When would this advice be helpful if not now? It is not surprising that Brands doesn’t want to reduce U.S. commitments anywhere, but if we went by his standard there would never be a good time to make the attempt. He says, “Retrenchment is hard to get right in ideal conditions, let alone when rivals are advancing.” What he really means here is that it should not be tried because it isn’t possible to pull it off perfectly. Hawks will always says that “rivals are advancing” no matter how small or slow the advances may be, so instead of holding our policy decisions hostage to what other states may or may not be doing the U.S. should focus on those interests that matter most and make cutbacks elsewhere as needed.

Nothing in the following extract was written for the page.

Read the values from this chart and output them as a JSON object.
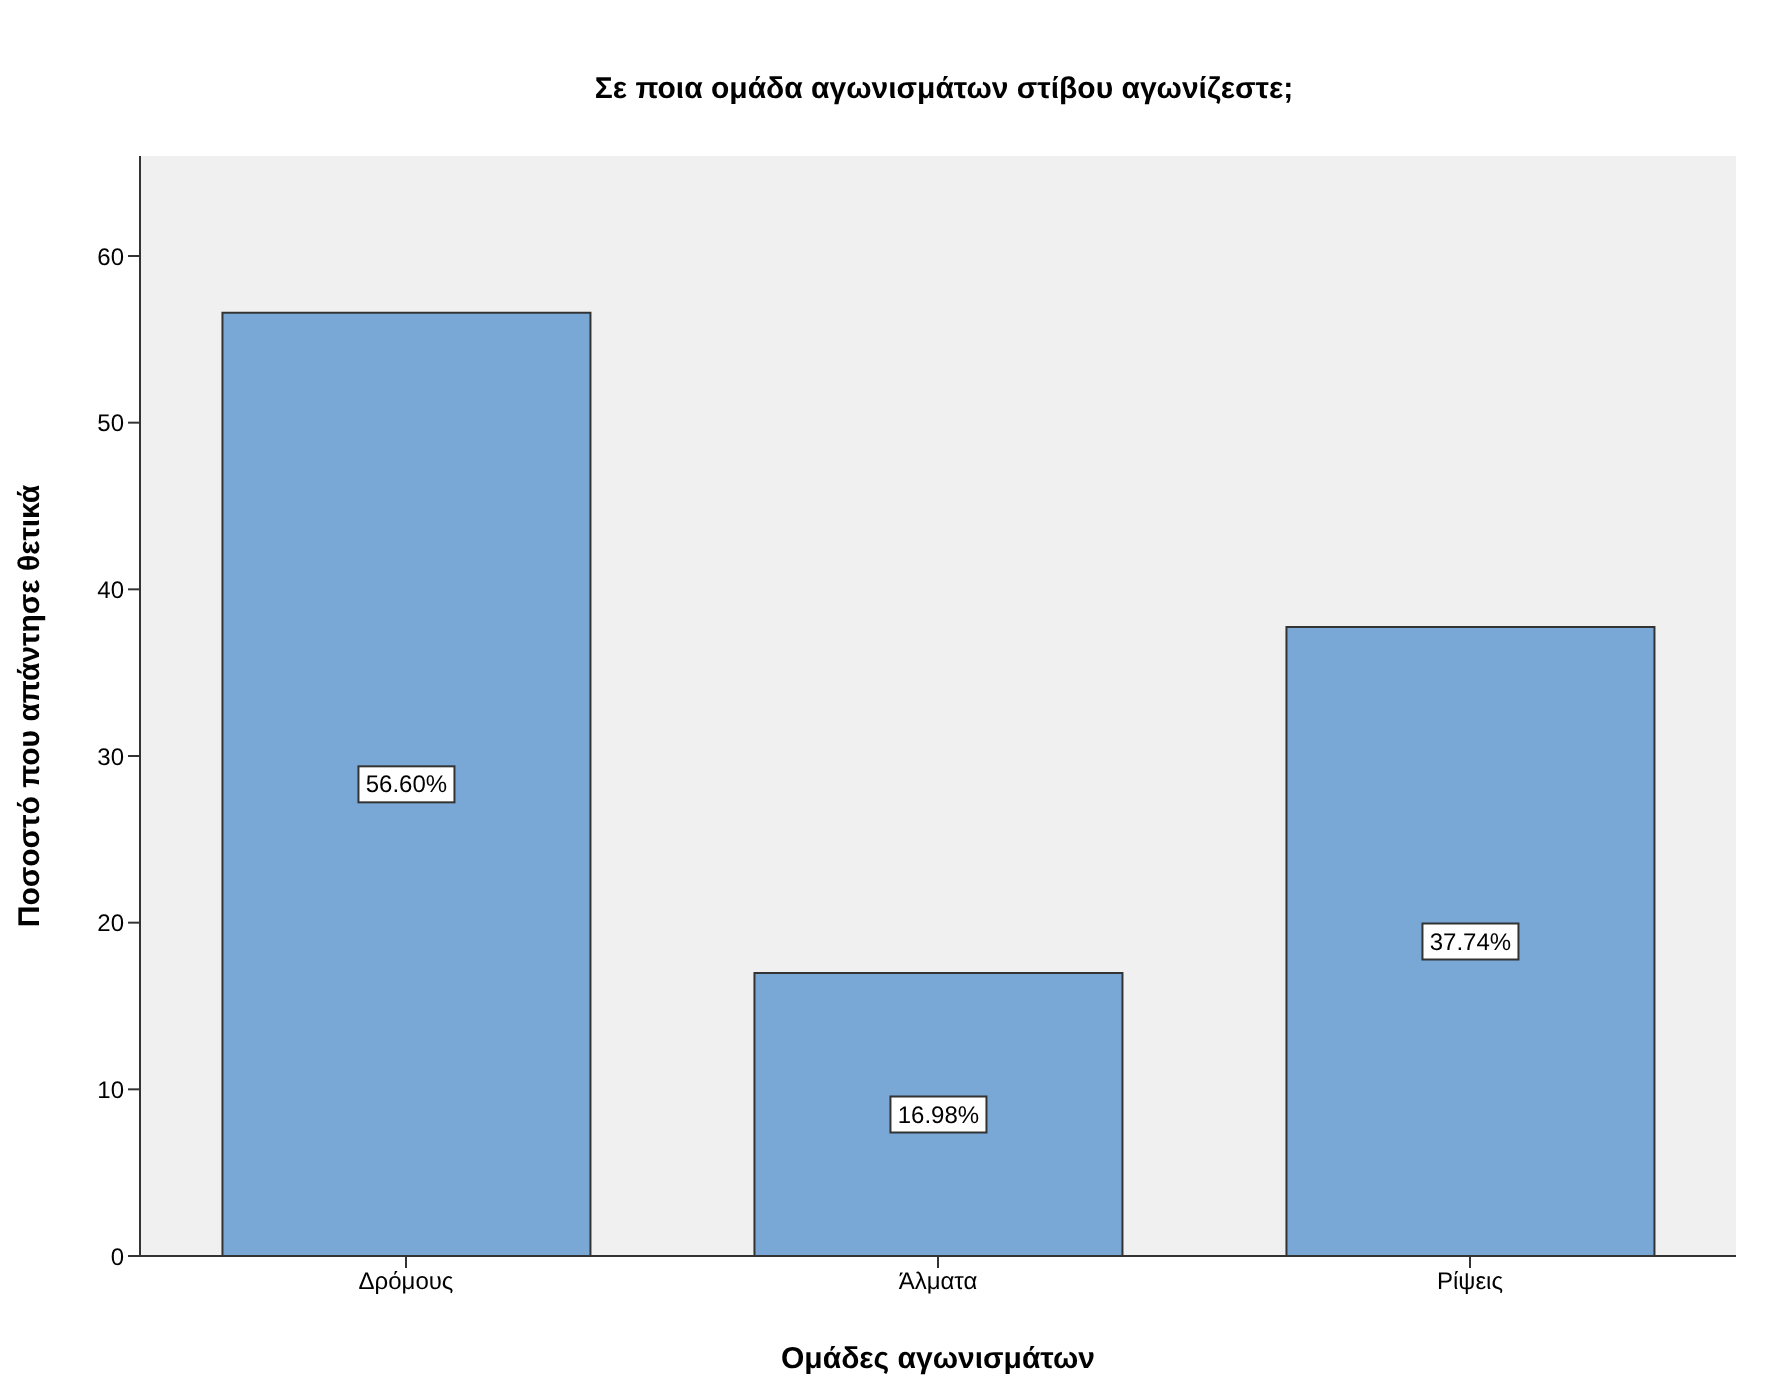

While Brands keeps saying that “[w]ar between the US and its rivals is not inevitable,” he isn’t making much of an effort to think through how they can be avoided. If the U.S. supposedly can’t reduce commitments, it can at least seek to reduce tensions with one or more of the “rivals.” If these states are beginning to form what he calls a “loose revisionist axis,” one would think that the priority would be finding ways to drive wedges between them and establish better relations with at least one or two of them, but Brands isn’t interested in that.
If we took Brands’ advice, the U.S. would still have forces in Afghanistan and he would be telling us that they can’t be withdrawn for fear of encouraging the revisionists. It’s the same old story every time. The hawks tell us that it’s never the right time to leave, and it will invite others to become more aggressive if we do. That is usually wrong, and it is a recipe for never winding down any commitment anywhere no matter how irrelevant it is to our security.